Neither mental health problems, drug addiction, nor trauma from childhood sexual abuse have defeated Bega’s Scott Rees.
While giving up on the “horror story” that was his life once seemed the only option, Mr Rees now has a Certificate IV in Mental Health Peer Work and high hopes for the future.
”A couple of years ago, I had given up, my family had given up, my friends had given up,” the 40-year-old said.
“But now, I’m not a drug-addicted loser anymore. I have my own sense of identity that I’m proud of.
“I’ve been in the dark for 20 years, but now I’m in the light.”
When he was 17, he was diagnosed with bipolar disorder and schizophrenia – an event that was the catalyst for his first suicide attempt.
He self-medicated with drugs and alcohol, as while he was given medications he shunned them because he did not want to be labelled crazy.
Living in Wollongong, he turned to crime to fund his addiction, which resulted in him spending time in prison.
The trauma of being sexually abused played a large role in his mental health issues and was what he described as one of the hardest parts of his life.
“You think you get over it, but you don’t,” Mr Rees said.
“It does take treatment, you can’t just dismiss childhood trauma.”
Through the years he has lost 17 friends, most of whom died drug-related deaths, the others to cancer or accidents.
“Some were fathers, wonderful people who were taken away, while there I was taking advantage of what I had,” he said.
It was only a couple of years ago he decided he wanted to get better.
“I was lying down waiting to die and I was ashamed I had given up,” he said.
“I thought, ‘I can’t die without giving it a shot’.”
He joined Partners in Recovery in Bega as a participant.
Now, he has finished his Certificate IV and works with Grand Pacific Health and Partners in Recovery, where he works with participants setting an example of how you can live with a mental illness and still make achievements.

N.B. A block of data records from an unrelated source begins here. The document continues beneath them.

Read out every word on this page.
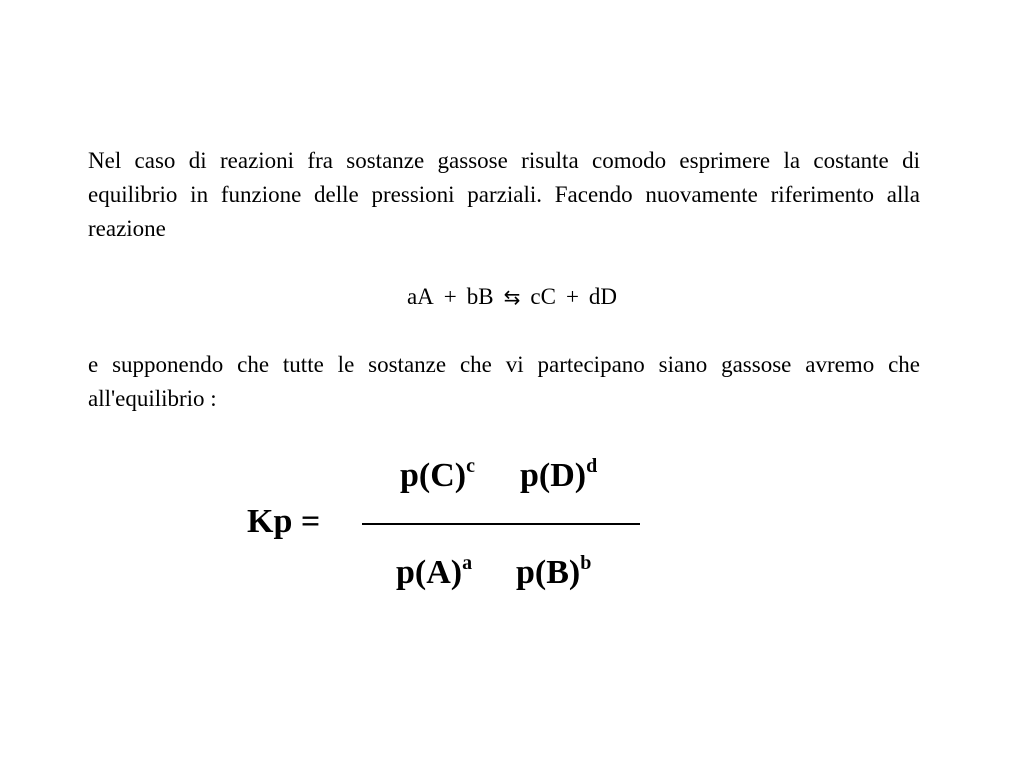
Nel caso di reazioni fra sostanze gassose risulta comodo esprimere la costante di equilibrio in funzione delle pressioni parziali. Facendo nuovamente riferimento alla reazione

aA + bB ⇆ cC + dD

e supponendo che tutte le sostanze che vi partecipano siano gassose avremo che all'equilibrio :

Kp =
$p(C)^c$ $p(D)^d$
$p(A)^a$ $p(B)^b$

“I thought there was no value in the horror story that was my life, but I’ve found value as I can offer true empathy to those people who are struggling through the same issues,” Mr Rees said.
For 20 years he was unable to have a relationship, saying the abuse he endured as a child made one impossible, but now he is happily involved with a woman who has two children.
“I’m relishing the chance to spend time with these girls and be there for them, as they will never have a biological dad,” he said.
“And my family is back in my life more than ever.
“I can go up to my mum and dad and say ‘I love you’ and they say it back.
“I thought it was so unattainable, having this life.
“I’ve had people come into my life again who just assumed I was dead,” he said.
“But now I feel blessed I am still living, I really do.”